В первый день он поднялся чуть свет, выскочил на залитый солнцем двор и трижды пронзительно свистнул — этот особенный тройной свист неизвестно почему ученики академии, а также и они с Сидом считали военным кличем гуронов. Но, вспомнив о вражде дяди с мистером Порником, спохватился и сделал вид, будто вовсе и не свистел, а с почтительным восхищением взирал на новую секцию мусорного ящика, пристроенную дядей. Впрочем, его невинному виду не поверил бы и грудной младенец.
Через минуту из угодий Порников прозвучал ответный клич. И Киппс запел: «В полдевятого ля-ля жди за церковью меня». И кто-то невидимый пропел в ответ: «В полдевятого ля-ля жду за церковью тебя». Предполагалось, что «ля-ля» делает песенку непонятной для непосвященных. Чтобы еще больше замаскировать сговор, оба участника этого дуэта вновь издали воинственный клич гуронов, надолго задержавшись на последней, самой пронзительной ноте, и разошлись в разные стороны, чтобы, как и положено мальчишкам на отдыхе, начать веселый день.
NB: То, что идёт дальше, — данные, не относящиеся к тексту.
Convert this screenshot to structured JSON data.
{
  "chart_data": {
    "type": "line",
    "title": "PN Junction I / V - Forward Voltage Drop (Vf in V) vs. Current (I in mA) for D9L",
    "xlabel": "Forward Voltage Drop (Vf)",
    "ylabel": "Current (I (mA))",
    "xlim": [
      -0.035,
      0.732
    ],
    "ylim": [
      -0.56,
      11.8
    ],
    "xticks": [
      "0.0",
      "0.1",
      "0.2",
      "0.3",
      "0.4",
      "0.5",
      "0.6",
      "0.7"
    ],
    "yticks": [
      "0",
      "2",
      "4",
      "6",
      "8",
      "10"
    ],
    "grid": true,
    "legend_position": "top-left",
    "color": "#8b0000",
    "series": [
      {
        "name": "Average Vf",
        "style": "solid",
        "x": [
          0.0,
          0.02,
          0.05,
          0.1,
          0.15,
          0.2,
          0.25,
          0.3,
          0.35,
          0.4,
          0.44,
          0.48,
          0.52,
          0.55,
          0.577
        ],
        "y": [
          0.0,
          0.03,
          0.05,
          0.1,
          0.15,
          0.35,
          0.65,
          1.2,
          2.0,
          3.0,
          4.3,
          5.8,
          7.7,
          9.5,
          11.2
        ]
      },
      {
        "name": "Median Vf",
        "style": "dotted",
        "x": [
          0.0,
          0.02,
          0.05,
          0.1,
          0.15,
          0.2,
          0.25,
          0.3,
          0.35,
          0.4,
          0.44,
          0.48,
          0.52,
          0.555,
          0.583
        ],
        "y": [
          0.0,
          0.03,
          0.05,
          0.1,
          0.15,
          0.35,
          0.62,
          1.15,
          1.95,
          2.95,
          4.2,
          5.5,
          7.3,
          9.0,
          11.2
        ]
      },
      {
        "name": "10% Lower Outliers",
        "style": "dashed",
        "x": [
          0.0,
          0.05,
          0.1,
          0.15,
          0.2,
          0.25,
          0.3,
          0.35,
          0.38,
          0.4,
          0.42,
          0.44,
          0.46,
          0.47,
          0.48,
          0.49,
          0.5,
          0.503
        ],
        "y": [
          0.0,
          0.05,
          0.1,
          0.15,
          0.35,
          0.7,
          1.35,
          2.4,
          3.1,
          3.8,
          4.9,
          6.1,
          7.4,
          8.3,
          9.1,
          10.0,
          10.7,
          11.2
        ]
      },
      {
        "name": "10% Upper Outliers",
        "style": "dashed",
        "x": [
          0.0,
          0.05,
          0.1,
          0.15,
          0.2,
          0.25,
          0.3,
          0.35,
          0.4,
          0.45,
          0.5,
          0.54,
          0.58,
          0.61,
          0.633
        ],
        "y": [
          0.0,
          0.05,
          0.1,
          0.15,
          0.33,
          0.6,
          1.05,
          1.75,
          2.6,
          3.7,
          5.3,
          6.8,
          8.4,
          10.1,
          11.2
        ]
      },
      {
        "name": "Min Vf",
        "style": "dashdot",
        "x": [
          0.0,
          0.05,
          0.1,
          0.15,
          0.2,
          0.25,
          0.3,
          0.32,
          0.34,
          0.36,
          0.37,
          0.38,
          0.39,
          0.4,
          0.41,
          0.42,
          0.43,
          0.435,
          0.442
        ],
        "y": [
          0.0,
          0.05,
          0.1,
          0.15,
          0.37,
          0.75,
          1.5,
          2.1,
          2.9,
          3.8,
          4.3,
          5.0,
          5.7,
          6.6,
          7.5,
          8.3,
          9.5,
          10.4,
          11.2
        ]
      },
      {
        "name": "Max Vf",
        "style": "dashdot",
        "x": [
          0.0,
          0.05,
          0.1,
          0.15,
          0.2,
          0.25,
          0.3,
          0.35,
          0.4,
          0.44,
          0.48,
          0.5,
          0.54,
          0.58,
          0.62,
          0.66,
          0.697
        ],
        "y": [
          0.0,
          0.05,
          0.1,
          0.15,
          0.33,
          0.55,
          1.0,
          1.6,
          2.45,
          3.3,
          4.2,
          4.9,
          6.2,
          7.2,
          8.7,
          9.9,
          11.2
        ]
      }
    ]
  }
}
В половине девятого Киппс сидел за церковью на освещенной солнцем калитке у начала длинной тропки, ведущей к морю; он неторопливо отбивал такт башмаком и с чувством высвистывал какую-то душещипательную песенку, вернее, те клочки ее, которые знал на память. В это время из-за церкви показалась девочка в коротком платье, темноволосая, синеглазая, с нежным румянцем. Она так вытянулась, что стала даже чуть выше Киппса, и очень похорошела. Вообще с последних вакаций она так переменилась, что Киппс едва узнал ее. Да и видел ли он ее в последний раз?.. Он вовсе этого не помнил.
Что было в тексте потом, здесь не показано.